Binary Continuous Phase Modulations Robust to a Modulation Index Mismatch

TL;DR

This paper introduces new binary continuous phase modulation schemes with enhanced robustness to modulation index mismatch, achieved through specific precoding, improving performance in low-cost, low-power communication systems.

Contribution

Design of novel binary CPM schemes with precoding that significantly improve robustness against modulation index mismatch without altering CPM's recursive structure.

Findings

Enhanced robustness to modulation index mismatch.

Maintained spectral efficiency and detection simplicity.
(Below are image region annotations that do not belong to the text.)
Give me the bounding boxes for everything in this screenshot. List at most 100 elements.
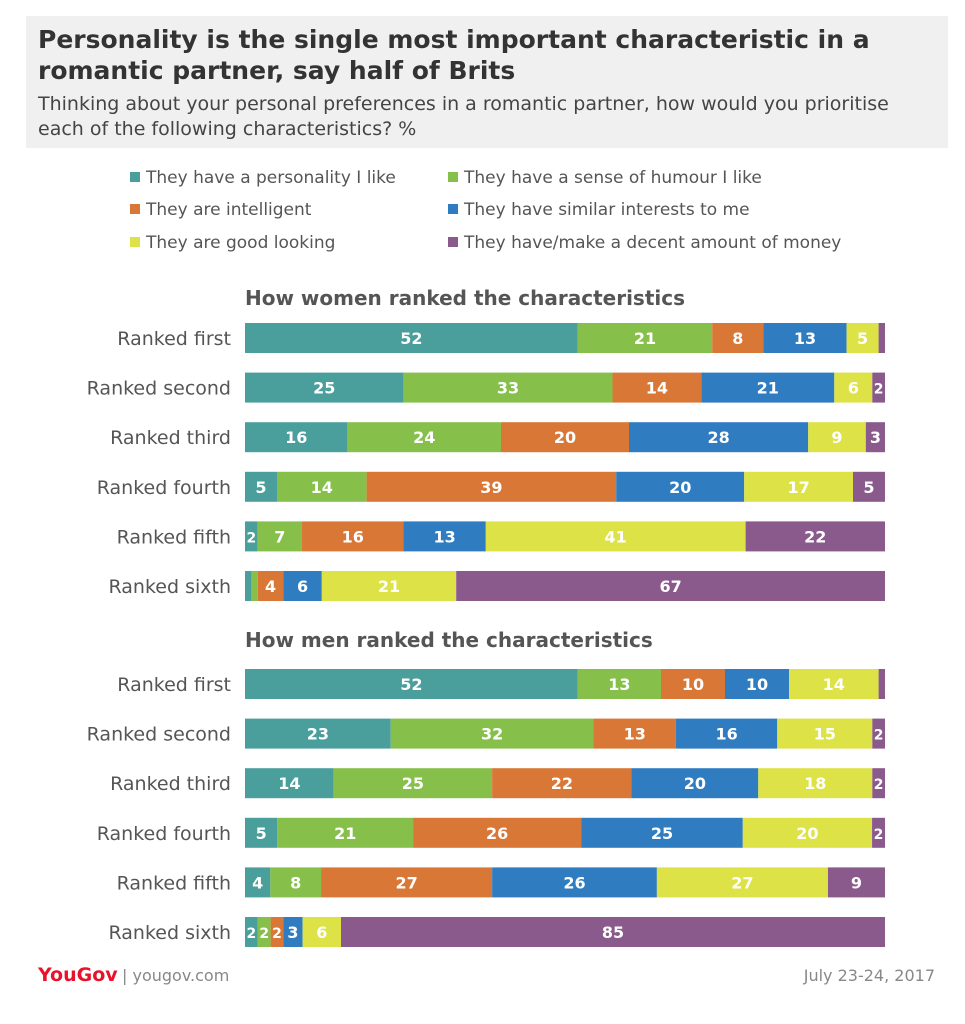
bar-value-label: 16	[285, 428, 307, 447]
bar-segment	[390, 718, 594, 749]
bar-segment	[245, 422, 348, 453]
bar-value-label: 39	[480, 478, 502, 497]
bar-segment	[878, 669, 885, 699]
bar-segment	[501, 422, 629, 453]
bar-segment	[333, 768, 493, 799]
bar-value-label: 2	[272, 926, 282, 942]
bar-value-label: 17	[787, 478, 809, 497]
bar-value-label: 13	[608, 675, 630, 694]
bar-value-label: 21	[334, 824, 356, 843]
bar-segment	[321, 571, 457, 601]
bar-value-label: 9	[851, 873, 862, 892]
bar-value-label: 2	[259, 926, 269, 942]
bar-segment	[257, 521, 303, 552]
header-panel: Personality is the single most important…	[26, 16, 948, 148]
bar-value-label: 18	[804, 774, 826, 793]
bar-value-label: 25	[313, 379, 335, 398]
legend-item-interests: They have similar interests to me	[448, 200, 750, 220]
bar-segment	[341, 917, 885, 947]
bar-value-label: 15	[814, 725, 836, 744]
bar-segment	[745, 521, 885, 552]
bar-segment	[245, 471, 277, 502]
bar-segment	[661, 669, 725, 699]
row-label: Ranked fifth	[117, 872, 231, 894]
bar-segment	[251, 571, 258, 601]
legend-swatch	[130, 172, 140, 182]
bar-segment	[366, 471, 617, 502]
bar-value-label: 14	[278, 774, 300, 793]
bar-segment	[577, 669, 661, 699]
bar-segment	[593, 718, 676, 749]
bar-value-label: 25	[651, 824, 673, 843]
bar-segment	[878, 323, 885, 353]
bar-segment	[283, 571, 322, 601]
bar-value-label: 16	[342, 527, 364, 546]
bar-value-label: 32	[481, 725, 503, 744]
bar-value-label: 21	[634, 329, 656, 348]
yougov-logo: YouGov	[38, 964, 118, 986]
bar-segment	[872, 817, 885, 848]
bar-value-label: 6	[297, 577, 308, 596]
bar-value-label: 20	[554, 428, 576, 447]
bar-value-label: 2	[874, 777, 884, 793]
bar-segment	[777, 718, 873, 749]
legend-label: They have similar interests to me	[464, 200, 750, 220]
bar-value-label: 21	[757, 379, 779, 398]
legend-item-money: They have/make a decent amount of money	[448, 233, 841, 253]
bar-value-label: 26	[563, 873, 585, 892]
row-label: Ranked fifth	[117, 526, 231, 548]
bar-segment	[701, 372, 835, 403]
bar-segment	[245, 917, 258, 947]
bar-segment	[403, 521, 486, 552]
bar-segment	[846, 323, 879, 353]
bar-segment	[492, 867, 657, 898]
bar-value-label: 2	[874, 382, 884, 398]
bar-segment	[758, 768, 873, 799]
bar-value-label: 67	[659, 577, 681, 596]
bar-segment	[270, 917, 284, 947]
legend-swatch	[130, 237, 140, 247]
legend-swatch	[448, 237, 458, 247]
bar-value-label: 16	[715, 725, 737, 744]
bar-value-label: 6	[848, 379, 859, 398]
bar-value-label: 2	[874, 827, 884, 843]
legend-swatch	[130, 204, 140, 214]
bar-value-label: 13	[624, 725, 646, 744]
row-label: Ranked fourth	[97, 477, 231, 499]
bar-segment	[656, 867, 828, 898]
bar-value-label: 22	[804, 527, 826, 546]
row-label: Ranked third	[110, 773, 231, 795]
bar-value-label: 20	[669, 478, 691, 497]
men-section-title: How men ranked the characteristics	[245, 628, 653, 652]
bar-segment	[245, 372, 404, 403]
bar-segment	[245, 817, 278, 848]
bar-segment	[302, 917, 341, 947]
row-label: Ranked first	[117, 674, 231, 696]
legend-swatch	[448, 204, 458, 214]
row-label: Ranked sixth	[109, 576, 232, 598]
bar-segment	[629, 422, 809, 453]
bar-value-label: 4	[265, 577, 276, 596]
bar-value-label: 52	[400, 329, 422, 348]
bar-segment	[245, 718, 391, 749]
legend-item-personality: They have a personality I like	[130, 168, 396, 188]
bar-value-label: 24	[413, 428, 435, 447]
bar-value-label: 5	[255, 478, 266, 497]
bar-value-label: 33	[497, 379, 519, 398]
bar-value-label: 13	[794, 329, 816, 348]
legend-label: They have/make a decent amount of money	[464, 233, 842, 253]
legend-item-humour: They have a sense of humour I like	[448, 168, 762, 188]
bar-value-label: 21	[378, 577, 400, 596]
bar-segment	[245, 521, 258, 552]
bar-value-label: 14	[646, 379, 668, 398]
bar-segment	[245, 669, 578, 699]
bar-segment	[612, 372, 702, 403]
page-title: Personality is the single most important…	[38, 25, 870, 85]
bar-segment	[872, 768, 885, 799]
bar-segment	[872, 372, 885, 403]
footer-date: July 23-24, 2017	[803, 966, 935, 985]
bar-segment	[492, 768, 632, 799]
bar-segment	[283, 917, 303, 947]
bar-value-label: 4	[252, 873, 263, 892]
Suitable for concatenation with channel encoders.

Abstract

We consider binary continuous phase modulation (CPM) signals used in some recent low-cost and low-power consumption telecommunications standard. When these signals are generated through a low-cost transmitter, the real modulation index can end up being quite different from the nominal value employed at the receiver and a significant performance degradation is observed, unless proper techniques for the estimation and compensation are employed. For this reason, we design new binary schemes with a much higher robustness. They are based on the concatenation of a suitable precoder with binary input and a ternary CPM format. The result is a family of CPM formats whose phase state is constrained to follow a specific evolution. Two of these precoders are considered. We will discuss many aspects related to these schemes, such as the power spectral density, the spectral efficiency, simplified detection, the minimum distance, and the uncoded performance. The adopted precoders do not change the recursive nature of CPM schemes. So these schemes are still suited for serial concatenation, through a pseudo-random interleaver, with an outer channel encoder.